I dispositivi erano stati richiesti da 30 farmacie fuori regione e un ordine - hanno rivelato i vertici dell’azienda - era arrivato anche dal Senato, delle trenta farmacie 15 avevano già pagato un acconto di circa il 75%. In totale la società fermana aveva pagato circa 128.000 euro (93.000 per le mascherine e 35.000 per il trasporto), a cui vanno aggiunti l’Iva al 22% e il 6,3 di dazi per lo Stato. Giovedì scorso il lotto è arrivato a Civitanova ma l’intero carico è rimasto all’Agenzia delle dogane. «Ci avevano detto di aspettare per lo sdoganamento – spiegano ancora dalla società – ma ieri (martedì per chi legge, ndr) ci hanno detto che venivano requisite. Onestamente non sappiamo cosa fare, vorremmo capire qual è l’importo che lo Stato pagherà, perché se le requisiscono ce le devono pagare».
E il problema delle mascherine anche in provincia non è ancora risolto, anzi. 

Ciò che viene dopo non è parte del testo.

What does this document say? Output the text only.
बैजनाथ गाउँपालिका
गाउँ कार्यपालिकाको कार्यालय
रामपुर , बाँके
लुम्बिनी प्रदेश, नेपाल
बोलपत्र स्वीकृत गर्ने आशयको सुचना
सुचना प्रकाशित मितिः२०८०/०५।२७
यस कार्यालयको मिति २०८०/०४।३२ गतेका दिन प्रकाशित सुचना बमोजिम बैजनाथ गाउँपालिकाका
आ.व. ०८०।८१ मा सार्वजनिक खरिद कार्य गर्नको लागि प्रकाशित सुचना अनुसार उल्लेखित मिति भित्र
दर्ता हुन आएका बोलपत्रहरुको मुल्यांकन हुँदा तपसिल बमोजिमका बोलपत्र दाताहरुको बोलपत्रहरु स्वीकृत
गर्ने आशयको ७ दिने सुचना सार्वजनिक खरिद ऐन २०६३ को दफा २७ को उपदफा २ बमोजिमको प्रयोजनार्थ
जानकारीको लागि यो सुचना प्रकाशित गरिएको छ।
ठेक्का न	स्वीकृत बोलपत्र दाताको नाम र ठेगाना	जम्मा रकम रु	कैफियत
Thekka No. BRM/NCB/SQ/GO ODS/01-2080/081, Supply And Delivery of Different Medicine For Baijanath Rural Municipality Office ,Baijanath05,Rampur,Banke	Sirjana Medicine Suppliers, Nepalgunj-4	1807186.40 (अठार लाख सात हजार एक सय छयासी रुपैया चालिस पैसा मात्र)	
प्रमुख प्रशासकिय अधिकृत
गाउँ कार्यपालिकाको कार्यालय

«In provincia siamo nelle condizioni di non avere ancora le mascherine che il Arcuri ci aveva promesso e che avrebbero dovuto essere in distribuzione nei primi di maggio. Chi aveva fatto un deposito di mascherine le sta ancora dispensando in alcuni casi anche sotto il costo di acquisto, ma quelle promesse da Arcuri non sono ancora presenti nel ciclo distributivo delle farmacie». Ad affermarlo è il presidente dell’Ordine dei farmacisti Macerata, Luciano Diomedi, che ha aggiunto: «Attualmente stiamo usando le vecchie scorte che avevamo ma anche le scorte stanno terminando». Per quanto riguarda i prezzi dei dispositivi i farmacisti si sono adeguati a quelli imposti dal governo e l’Ordine ha avviato dei controlli per accertare eventuali speculazioni sui prezzi ma non sono stati riscontrati casi in provincia, né segnalazioni sono giunte da Nas e Guardia di finanza. «Questo mi riempie di orgoglio – ha aggiunto Diomedi –, stiamo facendo un lavoro importante con la paura nostra di contrarre il virus ma allo stesso tempo siamo impegnati a rasserenare la popolazione per cercare di superare questo momento».